In 1998 news broke that The Dream Garden was about to be removed and sold to an anonymous buyer by the Estate of developer and arts patron Jack Merriam.
The Association argued that the mural is a site-specific work of public art integral to the historic building in which it is located
The beneficiaries of the estate were four non-profit education and arts institutions and Merriam’s widow, who died before the disposition of The Dream Garden was settled. After considerable public outcry, the buyer decided not to pursue the purchase. To provide greater protection for the mural in the future, the Philadelphia Historical Commission designated the mural as the City’s first “historic object,” under an existing provision of the historic preservation ordinance. The Merriam estate appealed the designation and filed for a demolition permit.

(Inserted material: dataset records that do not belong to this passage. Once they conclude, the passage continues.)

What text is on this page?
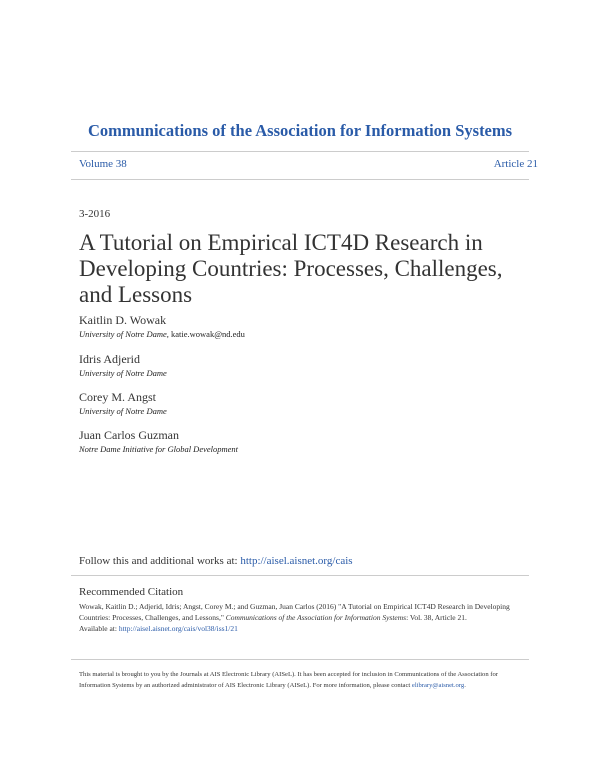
Communications of the Association for Information Systems
Volume 38	Article 21
3-2016
A Tutorial on Empirical ICT4D Research in Developing Countries: Processes, Challenges, and Lessons
Kaitlin D. Wowak
University of Notre Dame, katie.wowak@nd.edu
Idris Adjerid
University of Notre Dame
Corey M. Angst
University of Notre Dame
Juan Carlos Guzman
Notre Dame Initiative for Global Development
Follow this and additional works at: http://aisel.aisnet.org/cais
Recommended Citation
Wowak, Kaitlin D.; Adjerid, Idris; Angst, Corey M.; and Guzman, Juan Carlos (2016) "A Tutorial on Empirical ICT4D Research in Developing Countries: Processes, Challenges, and Lessons," Communications of the Association for Information Systems: Vol. 38, Article 21.
Available at: http://aisel.aisnet.org/cais/vol38/iss1/21
This material is brought to you by the Journals at AIS Electronic Library (AISeL). It has been accepted for inclusion in Communications of the Association for Information Systems by an authorized administrator of AIS Electronic Library (AISeL). For more information, please contact elibrary@aisnet.org.
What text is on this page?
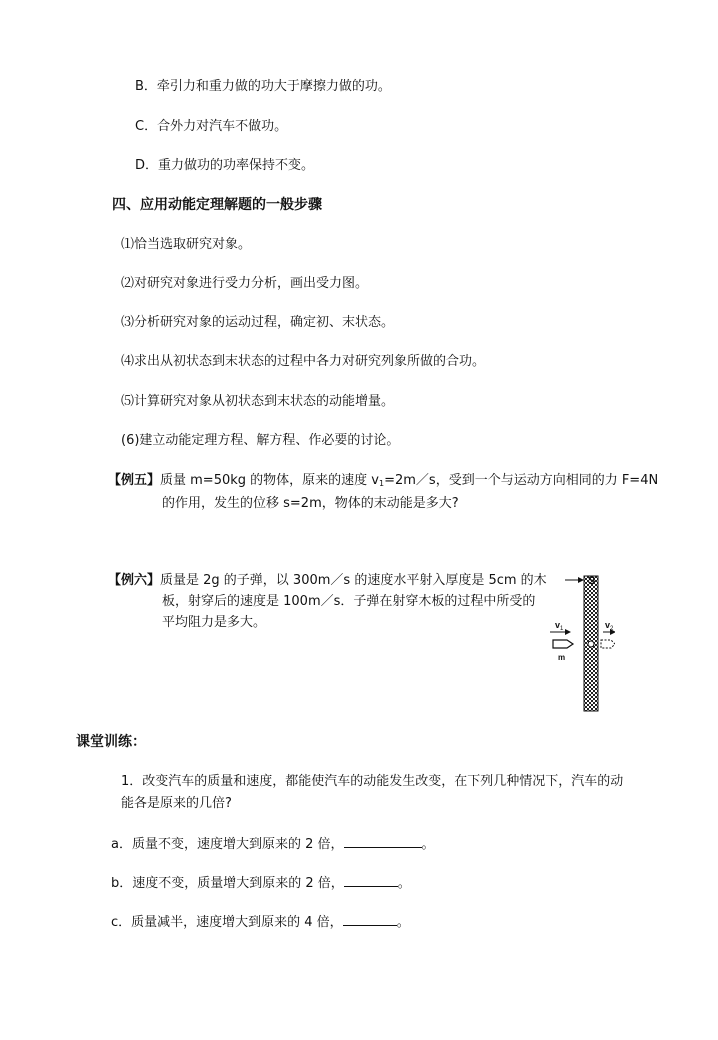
B．牵引力和重力做的功大于摩擦力做的功。
C．合外力对汽车不做功。
D．重力做功的功率保持不变。
四、应用动能定理解题的一般步骤
⑴恰当选取研究对象。
⑵对研究对象进行受力分析，画出受力图。
⑶分析研究对象的运动过程，确定初、末状态。
⑷求出从初状态到末状态的过程中各力对研究列象所做的合功。
⑸计算研究对象从初状态到末状态的动能增量。
(6)建立动能定理方程、解方程、作必要的讨论。
【例五】质量 m=50kg 的物体，原来的速度 $v_1=2m/s$，受到一个与运动方向相同的力 F=4N
的作用，发生的位移 s=2m，物体的末动能是多大?
【例六】质量是 2g 的子弹，以 300m／s 的速度水平射入厚度是 5cm 的木
板，射穿后的速度是 100m／s．子弹在射穿木板的过程中所受的
平均阻力是多大。
S
v 1
m
v 2
课堂训练：
1．改变汽车的质量和速度，都能使汽车的动能发生改变，在下列几种情况下，汽车的动
能各是原来的几倍?
a．质量不变，速度增大到原来的 2 倍，	。
b．速度不变，质量增大到原来的 2 倍，	。
c．质量减半，速度增大到原来的 4 倍，	。
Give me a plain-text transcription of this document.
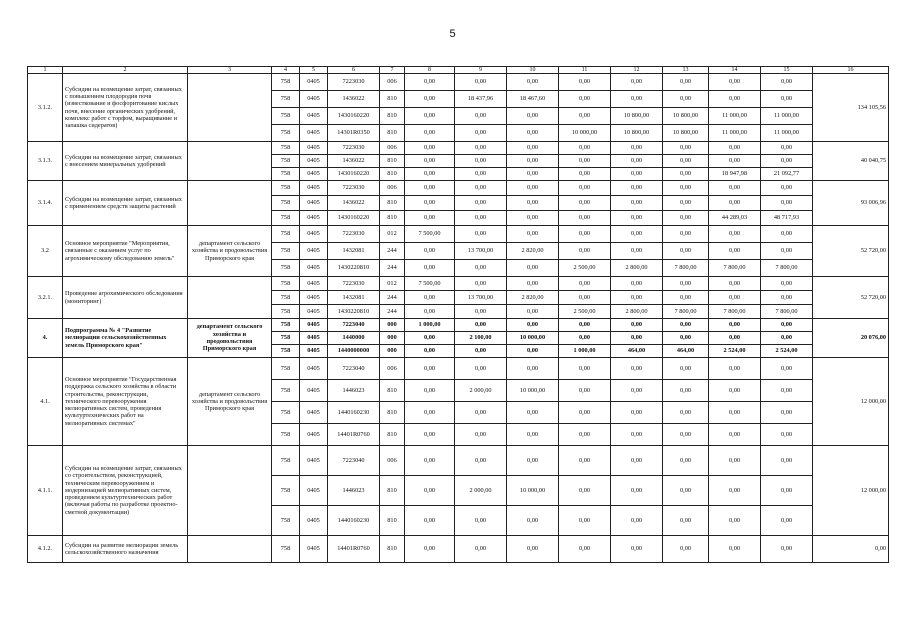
5
1	2	3	4	5	6	7	8	9	10	11	12	13	14	15	16
3.1.2.	Субсидии на возмещение затрат, связанных с повышением плодородия почв (известкование и фосфоритование кислых почв, внесение органических удобрений, комплекс работ с торфом, выращивание и запашка сидератов)		758	0405	7223030	006	0,00	0,00	0,00	0,00	0,00	0,00	0,00	0,00	134 105,56
			758	0405	1436022	810	0,00	18 437,96	18 467,60	0,00	0,00	0,00	0,00	0,00	
			758	0405	1430160220	810	0,00	0,00	0,00	0,00	10 800,00	10 800,00	11 000,00	11 000,00	
			758	0405	14301R0350	810	0,00	0,00	0,00	10 000,00	10 800,00	10 800,00	11 000,00	11 000,00	
3.1.3.	Субсидии на возмещение затрат, связанных с внесением минеральных удобрений		758	0405	7223030	006	0,00	0,00	0,00	0,00	0,00	0,00	0,00	0,00	40 040,75
			758	0405	1436022	810	0,00	0,00	0,00	0,00	0,00	0,00	0,00	0,00	
			758	0405	1430160220	810	0,00	0,00	0,00	0,00	0,00	0,00	18 947,98	21 092,77	
3.1.4.	Субсидии на возмещение затрат, связанных с применением средств защиты растений		758	0405	7223030	006	0,00	0,00	0,00	0,00	0,00	0,00	0,00	0,00	93 006,96
			758	0405	1436022	810	0,00	0,00	0,00	0,00	0,00	0,00	0,00	0,00	
			758	0405	1430160220	810	0,00	0,00	0,00	0,00	0,00	0,00	44 289,03	48 717,93	
3.2	Основное мероприятие "Мероприятия, связанные с оказанием услуг по агрохимическому обследованию земель"	департамент сельского хозяйства и продовольствия Приморского края	758	0405	7223030	012	7 500,00	0,00	0,00	0,00	0,00	0,00	0,00	0,00	52 720,00
			758	0405	1432081	244	0,00	13 700,00	2 820,00	0,00	0,00	0,00	0,00	0,00	
			758	0405	1430220810	244	0,00	0,00	0,00	2 500,00	2 800,00	7 800,00	7 800,00	7 800,00	
3.2.1.	Проведение агрохимического обследования (мониторинг)		758	0405	7223030	012	7 500,00	0,00	0,00	0,00	0,00	0,00	0,00	0,00	52 720,00
			758	0405	1432081	244	0,00	13 700,00	2 820,00	0,00	0,00	0,00	0,00	0,00	
			758	0405	1430220810	244	0,00	0,00	0,00	2 500,00	2 800,00	7 800,00	7 800,00	7 800,00	
4.	Подпрограмма № 4 "Развитие мелиорации сельскохозяйственных земель Приморского края"	департамент сельского хозяйства и продовольствия Приморского края	758	0405	7223040	000	1 000,00	0,00	0,00	0,00	0,00	0,00	0,00	0,00	20 076,00
			758	0405	1440000	000	0,00	2 100,00	10 000,00	0,00	0,00	0,00	0,00	0,00	
			758	0405	1440000000	000	0,00	0,00	0,00	1 000,00	464,00	464,00	2 524,00	2 524,00	
4.1.	Основное мероприятие "Государственная поддержка сельского хозяйства в области строительства, реконструкции, технического перевооружения мелиоративных систем, проведения культуртехнических работ на мелиоративных системах"	департамент сельского хозяйства и продовольствия Приморского края	758	0405	7223040	006	0,00	0,00	0,00	0,00	0,00	0,00	0,00	0,00	12 000,00
			758	0405	1446023	810	0,00	2 000,00	10 000,00	0,00	0,00	0,00	0,00	0,00	
			758	0405	1440160230	810	0,00	0,00	0,00	0,00	0,00	0,00	0,00	0,00	
			758	0405	14401R0760	810	0,00	0,00	0,00	0,00	0,00	0,00	0,00	0,00	
4.1.1.	Субсидии на возмещение затрат, связанных со строительством, реконструкцией, техническим перевооружением и модернизацией мелиоративных систем, проведением культуртехнических работ (включая работы по разработке проектно-сметной документации)		758	0405	7223040	006	0,00	0,00	0,00	0,00	0,00	0,00	0,00	0,00	12 000,00
			758	0405	1446023	810	0,00	2 000,00	10 000,00	0,00	0,00	0,00	0,00	0,00	
			758	0405	1440160230	810	0,00	0,00	0,00	0,00	0,00	0,00	0,00	0,00	
4.1.2.	Субсидии на развитие мелиорации земель сельскохозяйственного назначения		758	0405	14401R0760	810	0,00	0,00	0,00	0,00	0,00	0,00	0,00	0,00	0,00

The Fairmount Park Art Association (now the Association for Public Art) with the Philadelphia Volunteer Lawyers for the Arts were actively involved in representing the public interest in the complex regulatory and legal proceedings. The Association argued that the mural is a site-specific work of public art integral to the historic building in which it is located, that it was created and located for the enjoyment of the public, and that its relocation risked damage to the work.
For more than three years, various appeals were pursued, from the city’s license and inspection review board to the Commonwealth Court. The City defended its designation and was joined in this effort by the Association, the Preservation Alliance for Greater Philadelphia, the Pennsylvania Historical and Museum Commission, Preservation Pennsylvania, and the National Trust for Historic Preservation. A citizen’s activist group, The Coalition for Philadelphia Art, regularly picketed outside the building to call attention to the mural’s threatened status.
Finally, in a sweeping gesture of civic rescue, in 2001 the Pew Charitable Trusts agreed to provide funds to buy out the interest of the owner’s heirs, and the three remaining beneficiaries turned the mural over to the Pennsylvania Academy of the Fine Arts with the understanding that it will remain in the lobby of the Curtis Building, its home for nearly a century.